Long ago, when I entered the Jesuit novitiate, Shadowbrook, my prime model for implementing religious ideals was the Master of Novices, Father John Post. He was a spiritual leader with a reputation for having control of his emotions. In my two years under his direction, I never saw him do anything spontaneous.
His normal mien on entering the refectory for a meal was strictly programmed: eyes downcast, face held serious and steady, gait measured. Though his body, in outline underneath his cassock, appeared robust, his posture and the way he held his head suggested that he had learned to hold his physical self in check.
The Master’s demeanor changed radically, however, when Christmas arrived. Then he would enter the dining room smiling, something I had hardly ever seen him do previously. This holy day triggered in him a release from his normal look, as if he had heard a message from on high that cheerfulness was now required.
Whether that relaxation extended to other forms of compromise I do not know: it was rumored of this model of asceticism that, though he was a formidable tennis player, his habit was deliberately to lose games so as to preserve in himself the virtue of humility.
When one knocked on his door, he would say “Come in” with carefully modulated tones that, like everything else, suggested self-control. His favorite phrase in response to personal problems was “Brother, beat it down,” words that had become a slogan among his novices and material for parody.
But taken seriously, as I took it, this phrase meant that natural inclinations were to be subjected to control by higher faculties, the body made to obey the soul.
At this early stage in my spiritual development, I saw such rigid responses as required by my quest for perfection. Much of this effort focused on the uprooting of the deeply implanted root vice that underlay my sinful actions and my self-love that prevented me from moving closer to God.
In his daily conferences, Father Master presented a six-item menu of what he called “predominant passions,” for each of which he suggested remedies. From this list, I chose pride as my central vice, the chief reason why I was so unspiritual.
Father Master warned us that the struggle would not be easy because of the character of our adversary. He attributed much to the cleverness of the devil. In one of his conferences the master explained it this way: “Because of our nature we are thrown off easily by a pure spirit and his intellect is sharper than ours. The devil has 25 thousand years’ experience.”
Taking individual direction from the master, I received his approval for a strategy designed to defeat pride, the chief barrier on my road to perfection. Among his recommendations for fighting pride were the following remedies: “To hide oneself except when obedience or charity require; to put oneself below others by obedience; . . . avoid speaking of oneself.”

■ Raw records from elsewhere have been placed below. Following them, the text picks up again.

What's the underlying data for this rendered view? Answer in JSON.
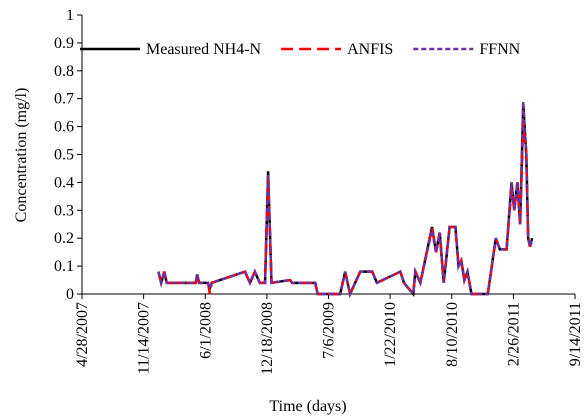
{
  "chart_data": {
    "type": "line",
    "x_label": "Time (days)",
    "y_label": "Concentration (mg/l)",
    "x": [
      "1/1/2008",
      "1/10/2008",
      "1/20/2008",
      "1/28/2008",
      "5/1/2008",
      "5/6/2008",
      "5/12/2008",
      "6/10/2008",
      "6/16/2008",
      "6/22/2008",
      "10/8/2008",
      "10/24/2008",
      "11/9/2008",
      "11/25/2008",
      "12/12/2008",
      "12/22/2008",
      "1/2/2009",
      "3/3/2009",
      "3/10/2009",
      "5/24/2009",
      "6/1/2009",
      "8/13/2009",
      "8/29/2009",
      "9/14/2009",
      "10/17/2009",
      "11/25/2009",
      "12/10/2009",
      "2/24/2010",
      "3/8/2010",
      "4/7/2010",
      "4/14/2010",
      "4/30/2010",
      "6/7/2010",
      "6/20/2010",
      "7/2/2010",
      "7/15/2010",
      "8/3/2010",
      "8/22/2010",
      "9/1/2010",
      "9/10/2010",
      "9/20/2010",
      "9/30/2010",
      "10/13/2010",
      "12/5/2010",
      "12/31/2010",
      "1/13/2011",
      "2/4/2011",
      "2/20/2011",
      "3/1/2011",
      "3/11/2011",
      "3/20/2011",
      "3/30/2011",
      "4/9/2011",
      "4/15/2011",
      "4/21/2011",
      "4/28/2011"
    ],
    "series": [
      {
        "name": "Measured NH4-N",
        "color": "#000000",
        "line_style": "solid",
        "values": [
          0.08,
          0.04,
          0.08,
          0.04,
          0.04,
          0.07,
          0.04,
          0.04,
          0.02,
          0.04,
          0.08,
          0.04,
          0.08,
          0.04,
          0.04,
          0.44,
          0.04,
          0.05,
          0.04,
          0.04,
          0,
          0,
          0.08,
          0,
          0.08,
          0.08,
          0.04,
          0.08,
          0.04,
          0,
          0.08,
          0.04,
          0.24,
          0.15,
          0.22,
          0.04,
          0.24,
          0.24,
          0.1,
          0.12,
          0.05,
          0.08,
          0,
          0,
          0.2,
          0.16,
          0.16,
          0.4,
          0.3,
          0.4,
          0.25,
          0.68,
          0.5,
          0.2,
          0.17,
          0.2
        ]
      },
      {
        "name": "ANFIS",
        "color": "#ff0000",
        "line_style": "long-dash",
        "values": [
          0.08,
          0.04,
          0.08,
          0.04,
          0.04,
          0.07,
          0.04,
          0.04,
          0,
          0.04,
          0.08,
          0.04,
          0.08,
          0.04,
          0.04,
          0.42,
          0.04,
          0.05,
          0.04,
          0.04,
          0,
          0,
          0.08,
          0,
          0.08,
          0.08,
          0.04,
          0.08,
          0.04,
          0,
          0.08,
          0.04,
          0.24,
          0.15,
          0.22,
          0.04,
          0.24,
          0.24,
          0.1,
          0.12,
          0.05,
          0.08,
          0,
          0,
          0.2,
          0.16,
          0.16,
          0.38,
          0.3,
          0.4,
          0.25,
          0.62,
          0.5,
          0.2,
          0.17,
          0.2
        ]
      },
      {
        "name": "FFNN",
        "color": "#7030a0",
        "line_style": "short-dash",
        "values": [
          0.08,
          0.04,
          0.08,
          0.04,
          0.04,
          0.07,
          0.04,
          0.04,
          0.02,
          0.04,
          0.08,
          0.04,
          0.08,
          0.04,
          0.04,
          0.43,
          0.04,
          0.05,
          0.04,
          0.04,
          0,
          0,
          0.08,
          0,
          0.08,
          0.08,
          0.04,
          0.08,
          0.04,
          0,
          0.08,
          0.04,
          0.23,
          0.15,
          0.22,
          0.04,
          0.24,
          0.24,
          0.1,
          0.12,
          0.05,
          0.08,
          0,
          0,
          0.2,
          0.16,
          0.16,
          0.4,
          0.3,
          0.4,
          0.25,
          0.69,
          0.5,
          0.2,
          0.17,
          0.2
        ]
      }
    ],
    "xlim": [
      "4/28/2007",
      "9/14/2011"
    ],
    "xticks": [
      "4/28/2007",
      "11/14/2007",
      "6/1/2008",
      "12/18/2008",
      "7/6/2009",
      "1/22/2010",
      "8/10/2010",
      "2/26/2011",
      "9/14/2011"
    ],
    "ylim": [
      0,
      1
    ],
    "yticks": [
      0,
      0.1,
      0.2,
      0.3,
      0.4,
      0.5,
      0.6,
      0.7,
      0.8,
      0.9,
      1
    ],
    "legend": "top",
    "grid": false
  }
}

During the night of March 12, 1956, three years after I had left that place, a great fire lit up the night in the Berkshire Hills town of Lenox, Massachusetts, burning Shadowbrook to the ground. In that spectacular blaze, three Jesuits priests and one Jesuit brother were trapped in the north side of the mansion and burned to death. Wakened from sleep at the other side of the huge house, some two hundred novices and other young Jesuits escaped with their lives, although a few were injured.
Father Post was trapped by the flames and had to leap from the second floor of the building. In his fall, he suffered serious damage to his back, his legs, and other parts of his body. Recovery from some of his wounds would take a long time and crucial disabilities remained with him for the rest of his life.
This was the man portrayed here as rigid in his observance of rules and unbending in his overall approach to Jesuit life. However, after the fire and, inspired by the Second Vatican Council, he became a different person, open to change and flexible toward the new conditions of his life.
His life continued to provide a lesson for others, but in ways that none of us, his former novices, could have foreseen. Now he even dared admit that the way he had directed novices had been misguided because it was often more stoic than Christian.
It was as if the fire had purged him of his stiffness, enabling him to accept a new church and a new world with astonishing grace.